As of November 2022, CRAN has rustc toolchains available on the platforms that it enforces. Some tips to publish your package on CRAN (or elsewhere).
It is a bit complicated, because CRAN policy is designed for R packages with C/C++/Fortran code that link to libs available on Linux via e.g. apt/yum. However Rust has its own package ecosystem "cargo", which creates a bit of ambiguity. But generally CRAN seems not opposed to packages with Rust code, if they follow the rules.
In recent discussions on the mailing list, the MacOS maintainer states that CRAN servers have rustc compilers, and packages should make sure to detect them properly. Later in the thread he also makes it clear that the CRAN maintainers have themselves no interest in Rust, and it is up to the community to establish best practices.
CRAN now has some explicit Rust guidelines: https://cran.r-project.org/web/packages/using_rust.html
The most simple example is the hellorust package: a template with a minimal setup to call Rust code from R without any frameworks. This includes basic examples of importing cargo dependencies, spawning threads and passing numbers or strings from Rust to R. The GitHub repository shows how to configure CI. A real world use case of this approach is the gifski package (also on CRAN).
More complex examples are available in the extendr project. The benefit of extendr is that it provides a rust api to work with R objects in the rust code, and a framework to automatically generate bindings. The helloextendr R package shows how to use it.
Try to make your package work with a range of rustc versions. Sometimes this means that you need to pin older versions of dependencies in your Cargo.lock
file.
On Linux, CRAN uses cargo/rustc versions that ship with the OS distribution, which is usually not the very latest release. On Debian, CRAN uses the debian-testing branch and you can find version info here:
The current version of cargo/rustc on Fedora can be found here:
However, some of your users may actually be running Ubuntu/RHEL LTS platforms, which have even older versions of rust. Remember that many R users are on shared servers and don't have permissions to install/upgrade rustc. Hence try to be convervative in assuming the latest dependencies / rust features in your package.
This might happen on UNIX-alike platforms. PATH
is typically configured in the shell's startup scripts like .bash_profile
and .zprofile
, but it seems these scripts might not be loaded in some cases. In order to address this, you should either add $HOME/.cargo/bin
to PATH
(example) or source $HOME/.cargo/env
, if it's available, before executing cargo
command.
CRAN has a policy:
packages should not write in the user’s home filespace (including clipboards), nor anywhere else on the file system apart from the R session’s temporary directory
On most systems, the default cargo configuration keeps a cache in ~/.cargo
, which can be changed by setting the CARGO_HOME
envvar when invoking cargo. The hellorust package does this in the Makevars
file.
Personally I think it would be better if CRAN could set a global CARGO_HOME
on their end, because it is actually not the R package, but the local cargo config that causes writing in the user home dir.
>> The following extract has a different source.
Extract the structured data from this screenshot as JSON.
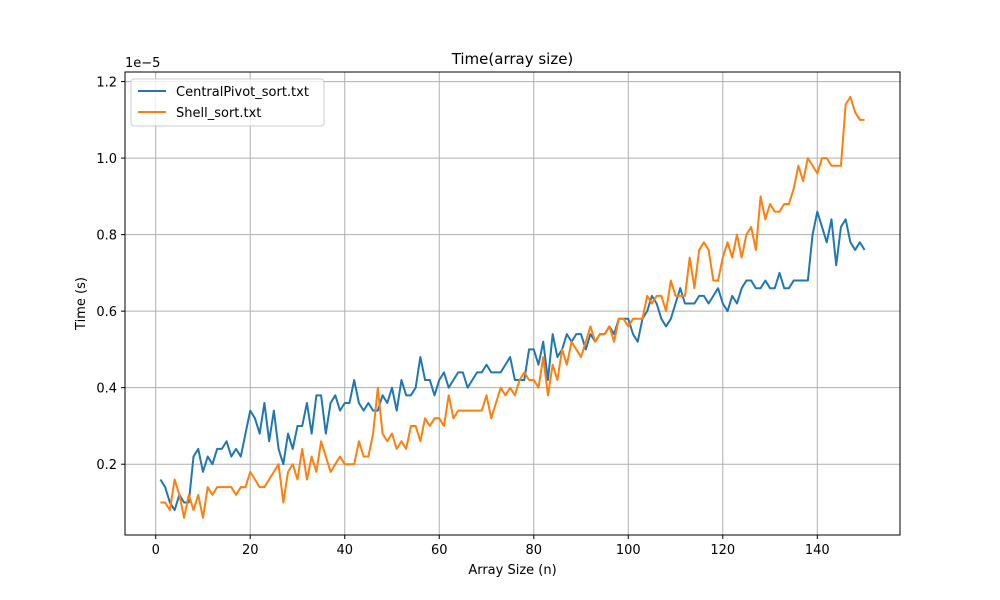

However Kurt did not agree, so we set CARGO_HOME in the R package to comply with the policy.
Generally speaking, the R package description and license files (that are included with every source package) should declare authorship and copyright of all source code that is contained within this source package. Hence, if you copied any material authored by other people in a package that you submit to CRAN, you must mention those people and the copyright in the description, because CRAN hosts this material on their servers.
I don't think the package description should name authors of 3rd party things which your package depends on, or links to, if that source code is not included with the source package that is on hosted CRAN. This is not a legal statement of any kind, but simply about labeling what is actually in the box.
If you vendor the full rust code in your R package, you must name authors of all cargo dependencies. Because there can be many, the best way to do this by creating an AUTHORS
file in your R package inst
folder. The hellorust package has a script that automatically generates the inst/AUTHORS
file from cargo metadata
when building the R source package. See also: https://github.com/r-rust/hellorust#vendoring
As of writing (October 2023), the aarch64-pc-windows-gnullvm
target has tier-3 status and is not yet supported in the standard rustup distribution. If you install the standard rustup toolchain on Windows it will produce x86_64 binaries, even on ARM64, so that won't work.
However msys2 has been shipping arm64 rust toolchains for a while, and they work great. Hence, one way to test your Rust packages on arm64-windows is to install rust using pacman in rtools44 or msys2:
pacman -Sy mingw-w64-clang-aarch64-rust
This will install cargo/rust into C:\msys64\clangarm64\bin
or in C:\rtools44-aarch64\clangarm64\bin
if you used msys2 from rtools44. To use this toolchain in R, we need to put this directory on the PATH, for example using your ~/.Renviron
file:
## Upstream msys2:
## PATH="c:\msys64\clangarm64\bin;${PATH}"
## Rtools44 msys2
PATH="${RTOOLS44_AARCH64_HOME}\\clangarm64\\bin;${PATH}"
If you previously have installed rust via rustup, you might have to remove this first (rustup self uninstall
), because many packages automatically put $(USERPROFILE)\.cargo\bin
on the PATH, and as said, this toolchain does not support aarch64 targets.